A British film called When Did You Last See Your Father? affords its own special pleasure. It is quintessentially familiar; yet instead of dampening us with foreknowledge, this fact makes us settle in our seats cozily.

We are told at the start that this is a true story. Evidently, then, life is up to its old trick of imitating art. The screenplay by David Nicholls is based on a book by Blake Morrison, and the thirtyish man in the film is called Blake Morrison. His father, a country doctor, is Arthur Morrison. Right from the start we see that Blake has a complex relationship with Arthur, whom he hates--for dad's overbearing air and velvet-covered ego--at the same time that he can't shake loose of innate filial bondage. Then Arthur comes down with terminal cancer and is bed-bound at home.

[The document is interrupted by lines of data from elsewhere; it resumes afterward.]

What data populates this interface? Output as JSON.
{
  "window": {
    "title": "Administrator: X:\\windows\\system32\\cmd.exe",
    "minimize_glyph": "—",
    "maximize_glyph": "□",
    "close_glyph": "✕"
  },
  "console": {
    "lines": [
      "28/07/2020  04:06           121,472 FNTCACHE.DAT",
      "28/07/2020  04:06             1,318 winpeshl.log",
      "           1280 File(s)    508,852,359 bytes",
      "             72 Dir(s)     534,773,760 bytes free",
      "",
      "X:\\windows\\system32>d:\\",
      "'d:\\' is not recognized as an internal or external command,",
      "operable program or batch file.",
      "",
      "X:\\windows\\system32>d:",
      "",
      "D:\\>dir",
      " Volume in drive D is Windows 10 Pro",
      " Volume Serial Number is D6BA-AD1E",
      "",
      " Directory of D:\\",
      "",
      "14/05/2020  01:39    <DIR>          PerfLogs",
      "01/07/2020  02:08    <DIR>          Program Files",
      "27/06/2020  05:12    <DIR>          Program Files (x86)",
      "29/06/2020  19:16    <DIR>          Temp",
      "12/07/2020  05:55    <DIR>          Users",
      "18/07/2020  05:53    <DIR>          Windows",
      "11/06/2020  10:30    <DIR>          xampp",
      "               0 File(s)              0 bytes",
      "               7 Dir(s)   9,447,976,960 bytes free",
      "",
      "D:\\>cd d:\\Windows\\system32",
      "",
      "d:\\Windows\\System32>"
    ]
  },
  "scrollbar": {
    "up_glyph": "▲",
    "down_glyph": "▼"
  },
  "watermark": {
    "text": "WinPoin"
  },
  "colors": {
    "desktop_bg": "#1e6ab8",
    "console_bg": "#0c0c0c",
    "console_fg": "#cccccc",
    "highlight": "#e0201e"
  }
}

Without undue canniness, we can deduce that the film will consist of intertwined flashbacks and present-day moments, through which the father-son relationship will be explored. Even those who have not seen Robert Anderson's I Never Sang for My Father or John Mortimer's A Voyage Round My Father can foretell the shape of the film as soon as this opening situation is set. The curious point is that, in this case, the expectation is welcome: we know we are going to get a warm run-through of happily conventional emotions. It is like sitting down to a dish that we have enjoyed before, confident that we will enjoy it again.

Blake as boy and youth and man profits from strengths in his father, is hurt by some of his father's behavior, and is shaken by discovering some of his father's flaws. These flashback scenes are poised against moments around the dying father's bed, and all of them coalesce into perceptive portraits of father and son. Pathos soon prevails, of course, less because of the cancer than because of the ruthless torque of time.

What ensures our pleasure is the dialogue, which is supple, and the quality of the acting. Colin Firth plays the mature Blake and proves yet again that his appearance in a role means that all the qualities of the man, hidden and plain, will be affectingly drawn. Jim Broadbent, ever welcome, plays Arthur and, seemingly casually, creates a more than credible man. Broadbent is one of those actors whose name on a film creates a glow before it begins. We can be glad, too, that the excellent Juliet Stevenson plays Arthur's wife: we can only wish that she had more to do.

The director, Anand Tucker, presumably had some effect on the cast's excellence, but with the rest of his work here, Tucker has been artily intrusive. He almost seems to have been embarrassed by the straightforward screenplay and felt that he had to lay on the picturesque in order to deepen it. Instead of presenting the story as simply as it exists, Tucker constantly pans slowly one way or the other or zooms in slowly or shoots past objects large in the foreground or through the backs of chairs. Once again in the history of film, less would have been more.